Epidemiology of Huntington's disease in Finland

Highlights

• Huntington's disease has previously been reported to be very rare in Finland.

• The number of diagnoses and mean age at diagnosis have increased in recent decades.

• The minimum prevalence of 2.12/100,000 is four-fold higher than reported previously.

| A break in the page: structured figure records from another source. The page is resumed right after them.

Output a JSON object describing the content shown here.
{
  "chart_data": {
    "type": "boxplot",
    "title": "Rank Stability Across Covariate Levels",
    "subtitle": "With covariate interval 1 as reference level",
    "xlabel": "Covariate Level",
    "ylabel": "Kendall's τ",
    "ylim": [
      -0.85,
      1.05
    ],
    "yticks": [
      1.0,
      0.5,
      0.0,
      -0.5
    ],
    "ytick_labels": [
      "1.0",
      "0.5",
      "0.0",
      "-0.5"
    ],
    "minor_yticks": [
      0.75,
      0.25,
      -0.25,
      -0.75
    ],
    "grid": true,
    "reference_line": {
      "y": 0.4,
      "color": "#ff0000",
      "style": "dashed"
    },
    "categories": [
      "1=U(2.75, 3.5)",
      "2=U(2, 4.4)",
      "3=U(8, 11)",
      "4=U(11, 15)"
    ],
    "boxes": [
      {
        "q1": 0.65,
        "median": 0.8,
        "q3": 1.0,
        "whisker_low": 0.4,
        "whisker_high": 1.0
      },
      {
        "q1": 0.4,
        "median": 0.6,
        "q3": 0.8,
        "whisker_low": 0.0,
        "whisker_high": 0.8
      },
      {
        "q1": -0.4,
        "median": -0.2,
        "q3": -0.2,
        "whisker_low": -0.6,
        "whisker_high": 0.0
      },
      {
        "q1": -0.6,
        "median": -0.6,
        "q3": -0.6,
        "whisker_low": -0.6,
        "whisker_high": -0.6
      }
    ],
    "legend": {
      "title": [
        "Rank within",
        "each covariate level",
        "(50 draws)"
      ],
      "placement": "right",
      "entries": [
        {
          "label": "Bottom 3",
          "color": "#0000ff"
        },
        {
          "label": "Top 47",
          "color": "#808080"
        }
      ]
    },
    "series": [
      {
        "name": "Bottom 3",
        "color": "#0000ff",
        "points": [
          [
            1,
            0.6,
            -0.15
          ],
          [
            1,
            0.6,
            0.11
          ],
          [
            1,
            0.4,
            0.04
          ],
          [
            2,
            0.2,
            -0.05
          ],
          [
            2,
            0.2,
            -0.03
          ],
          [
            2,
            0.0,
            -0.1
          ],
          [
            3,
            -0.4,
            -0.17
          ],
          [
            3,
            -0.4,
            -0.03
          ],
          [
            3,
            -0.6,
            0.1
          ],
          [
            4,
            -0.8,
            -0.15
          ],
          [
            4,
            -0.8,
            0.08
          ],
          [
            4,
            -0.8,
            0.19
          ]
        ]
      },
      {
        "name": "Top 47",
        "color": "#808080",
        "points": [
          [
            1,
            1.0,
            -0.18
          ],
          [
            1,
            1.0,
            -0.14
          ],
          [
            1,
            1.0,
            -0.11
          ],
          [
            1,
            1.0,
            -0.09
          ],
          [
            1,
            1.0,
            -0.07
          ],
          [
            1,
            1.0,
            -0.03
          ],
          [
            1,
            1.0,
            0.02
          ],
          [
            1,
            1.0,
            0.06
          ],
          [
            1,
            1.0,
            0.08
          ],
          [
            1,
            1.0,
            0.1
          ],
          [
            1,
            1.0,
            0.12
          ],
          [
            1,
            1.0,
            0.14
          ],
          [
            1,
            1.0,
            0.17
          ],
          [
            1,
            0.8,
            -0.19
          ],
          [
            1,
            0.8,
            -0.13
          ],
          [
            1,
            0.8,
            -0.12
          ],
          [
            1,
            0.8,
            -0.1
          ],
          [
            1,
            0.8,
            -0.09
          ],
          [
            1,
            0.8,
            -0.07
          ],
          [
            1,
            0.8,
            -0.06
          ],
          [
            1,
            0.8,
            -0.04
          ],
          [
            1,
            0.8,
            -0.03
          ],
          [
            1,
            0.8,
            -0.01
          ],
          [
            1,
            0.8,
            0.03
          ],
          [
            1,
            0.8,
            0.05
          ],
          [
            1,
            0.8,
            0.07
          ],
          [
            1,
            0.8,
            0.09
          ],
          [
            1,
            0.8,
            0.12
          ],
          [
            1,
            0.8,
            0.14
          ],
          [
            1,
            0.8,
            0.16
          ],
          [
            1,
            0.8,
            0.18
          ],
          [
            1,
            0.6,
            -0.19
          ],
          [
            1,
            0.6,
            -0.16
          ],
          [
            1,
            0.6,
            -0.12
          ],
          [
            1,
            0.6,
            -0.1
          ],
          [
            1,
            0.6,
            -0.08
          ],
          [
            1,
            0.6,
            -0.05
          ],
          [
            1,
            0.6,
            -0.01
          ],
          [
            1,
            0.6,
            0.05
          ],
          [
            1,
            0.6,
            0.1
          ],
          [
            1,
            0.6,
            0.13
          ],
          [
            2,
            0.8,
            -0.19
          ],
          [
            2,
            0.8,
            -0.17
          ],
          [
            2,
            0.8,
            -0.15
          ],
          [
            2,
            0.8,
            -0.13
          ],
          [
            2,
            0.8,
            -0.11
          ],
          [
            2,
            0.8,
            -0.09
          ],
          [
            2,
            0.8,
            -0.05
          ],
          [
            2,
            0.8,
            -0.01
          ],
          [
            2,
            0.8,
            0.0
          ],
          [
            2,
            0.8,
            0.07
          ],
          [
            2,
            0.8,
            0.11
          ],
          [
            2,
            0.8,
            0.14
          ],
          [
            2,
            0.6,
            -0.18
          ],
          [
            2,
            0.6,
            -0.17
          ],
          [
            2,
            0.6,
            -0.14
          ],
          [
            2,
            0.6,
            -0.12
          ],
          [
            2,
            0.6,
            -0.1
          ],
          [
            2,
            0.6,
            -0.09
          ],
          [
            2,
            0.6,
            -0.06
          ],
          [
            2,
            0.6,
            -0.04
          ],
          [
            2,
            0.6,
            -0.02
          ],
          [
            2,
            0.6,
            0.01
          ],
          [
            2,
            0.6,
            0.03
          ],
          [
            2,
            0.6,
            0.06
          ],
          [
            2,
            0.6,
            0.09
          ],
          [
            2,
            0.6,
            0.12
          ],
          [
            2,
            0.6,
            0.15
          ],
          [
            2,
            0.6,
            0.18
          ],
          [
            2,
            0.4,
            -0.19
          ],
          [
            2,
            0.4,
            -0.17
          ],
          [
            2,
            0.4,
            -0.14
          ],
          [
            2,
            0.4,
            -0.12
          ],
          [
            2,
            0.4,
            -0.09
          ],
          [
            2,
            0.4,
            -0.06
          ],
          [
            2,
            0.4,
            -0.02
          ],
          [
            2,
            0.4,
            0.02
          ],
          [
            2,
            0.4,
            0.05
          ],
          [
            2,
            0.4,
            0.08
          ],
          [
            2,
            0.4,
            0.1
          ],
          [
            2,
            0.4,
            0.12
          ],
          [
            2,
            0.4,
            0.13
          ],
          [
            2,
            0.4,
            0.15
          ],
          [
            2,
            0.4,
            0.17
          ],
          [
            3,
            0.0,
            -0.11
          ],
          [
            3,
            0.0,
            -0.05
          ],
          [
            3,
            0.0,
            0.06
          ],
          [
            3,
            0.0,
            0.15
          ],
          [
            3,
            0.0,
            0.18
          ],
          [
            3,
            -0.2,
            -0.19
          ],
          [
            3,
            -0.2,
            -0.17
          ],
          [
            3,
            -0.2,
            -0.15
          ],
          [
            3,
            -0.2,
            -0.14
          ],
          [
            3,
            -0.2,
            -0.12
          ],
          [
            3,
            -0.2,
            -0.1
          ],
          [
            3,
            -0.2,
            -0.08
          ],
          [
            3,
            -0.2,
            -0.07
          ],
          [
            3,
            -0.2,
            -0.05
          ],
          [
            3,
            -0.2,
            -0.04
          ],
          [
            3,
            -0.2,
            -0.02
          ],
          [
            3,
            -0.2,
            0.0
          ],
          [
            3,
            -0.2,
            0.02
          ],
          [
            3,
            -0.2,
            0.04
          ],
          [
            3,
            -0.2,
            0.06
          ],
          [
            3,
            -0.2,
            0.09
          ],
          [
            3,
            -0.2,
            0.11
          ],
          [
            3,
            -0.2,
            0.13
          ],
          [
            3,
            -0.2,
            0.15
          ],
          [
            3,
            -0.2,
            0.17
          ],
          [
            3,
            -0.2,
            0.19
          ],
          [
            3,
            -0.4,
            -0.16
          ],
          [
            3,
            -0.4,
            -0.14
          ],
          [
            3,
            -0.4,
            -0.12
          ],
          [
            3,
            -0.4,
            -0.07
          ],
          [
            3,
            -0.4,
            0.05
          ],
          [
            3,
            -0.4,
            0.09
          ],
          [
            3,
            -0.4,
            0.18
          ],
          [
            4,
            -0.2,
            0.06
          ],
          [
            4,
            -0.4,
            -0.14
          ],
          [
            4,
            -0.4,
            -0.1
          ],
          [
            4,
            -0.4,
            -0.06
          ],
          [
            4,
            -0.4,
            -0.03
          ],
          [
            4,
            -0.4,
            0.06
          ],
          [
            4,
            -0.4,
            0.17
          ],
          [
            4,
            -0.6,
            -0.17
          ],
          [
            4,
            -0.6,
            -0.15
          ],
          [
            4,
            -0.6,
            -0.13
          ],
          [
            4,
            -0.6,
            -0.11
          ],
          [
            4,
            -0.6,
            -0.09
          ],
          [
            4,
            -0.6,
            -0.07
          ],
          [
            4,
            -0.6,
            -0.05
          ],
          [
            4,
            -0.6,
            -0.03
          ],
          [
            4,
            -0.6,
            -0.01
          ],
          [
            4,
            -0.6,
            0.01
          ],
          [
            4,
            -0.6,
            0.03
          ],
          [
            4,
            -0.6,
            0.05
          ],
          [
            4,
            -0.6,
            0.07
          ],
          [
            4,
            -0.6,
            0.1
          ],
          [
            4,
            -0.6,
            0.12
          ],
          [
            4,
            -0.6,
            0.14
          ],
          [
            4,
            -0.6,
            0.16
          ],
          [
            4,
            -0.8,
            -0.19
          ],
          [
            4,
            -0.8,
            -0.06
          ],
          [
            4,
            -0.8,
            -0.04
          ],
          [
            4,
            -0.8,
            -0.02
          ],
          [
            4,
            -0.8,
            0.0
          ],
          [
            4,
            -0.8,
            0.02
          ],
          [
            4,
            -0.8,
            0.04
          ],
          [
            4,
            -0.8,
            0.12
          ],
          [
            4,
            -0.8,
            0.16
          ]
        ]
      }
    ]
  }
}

• Relative scarcity of high-risk HTT haplotypes may partly explain the low prevalence.

Abstract

Object

To estimate the prevalence of Huntington's disease (HD) in Finland.

Methods

Persons diagnosed with HD from 1987 to 2010 were identified in the national registers and hospital records of the identified patients, and death certificates of the deceased subjects were obtained. Results of genetic analyses were obtained from the two national laboratories.

Results

Following the discovery of the Huntingtin gene (HTT), the rate of new diagnoses of HD has increased in Finland. We ascertained 207 patients with HD, 114 of whom were alive on 31 December, 2010 suggesting a minimum estimate of point prevalence of 2.12/100,000. The age at the time of diagnosis was 52.6 ± 12.1 years (mean ± standard deviation) and the duration of the disease was 8.5 ± 4.4 years among deceased patients. The length of the CAG repeats in the affected allele was 43.3 ± 3.5 repeats and the length was inversely correlated with the age at diagnosis (β = −0.73, p < 0.001). The number of diagnoses varied regionally, whereas the repeat length did not. The frequency of the high risk HTT haplogroup A was 39% in Finnish chromosomes abstracted from the 1000 Genomes database compared to 53% in other European samples (p = 0.024).

Conclusions

The annual rate of HD diagnoses and the age at diagnosis have increased. The prevalence of HD in the Finnish population is lower than that of other Caucasian populations, partly explained by the low frequency of HTT haplogroup A among the Finns.

Introduction

Huntington's disease (HD) is a neurodegenerative disorder that is manifested with motor symptoms, such as chorea, and is accompanied by psychiatric and cognitive dysfunction [1]. It is a monogenic disease with autosomal dominant inheritance and is caused by an expanded cytosine-adenine-guanine (CAG) repeat in the HTT gene coding for Huntingtin [2]. The affected trinucleotide repeat exhibits a tendency to expand further, especially when inherited from the father [3]. The disease usually becomes manifest between the ages of 30 and 50 years, but the onset of symptoms can occur at any age [4].

The overall prevalence of HD is 5.6/100,000 among Caucasian populations, however, with wide variation [5]. Recently, prevalence estimates as high as 12.3–13.7/100,000 have been reported [6], [7]. The prevalence seems to be lower in Asian and African populations being, for instance 0.5/100,000 in Japan. Among Europeans, 95% of the affected chromosomes of patients with HD, but only 53% of chromosomes with a CAG repeat length in the normal range (<27), belong to a distinct haplogroup defined by single nucleotide polymorphisms in the HTT region [8]. The frequency of haplogroup A is similar in European and Asian populations, but the haplogroup A variants A1 and A2 conferring high risk of HD are not found in Asian populations, whereas they comprise 31% of haplogroup A in the general population in Europe.

The prevalence of HD in Finland has been reported in 1987 to be 0.5/100,000 [9]. The disease was deemed rare to the extent that this was considered a negative feature of Finnish disease heritage [10], [11], an enrichment of rare monogenic diseases in the Finnish population that has been suggested to result from long-term genetic drift rather than founder effects [12]. The discovery of the HTT gene and the causative mutation in 1993 has improved the diagnostics of HD and here we report the prevalence of this disease in Finland based on comprehensive screening of diagnoses made during the last 25 years.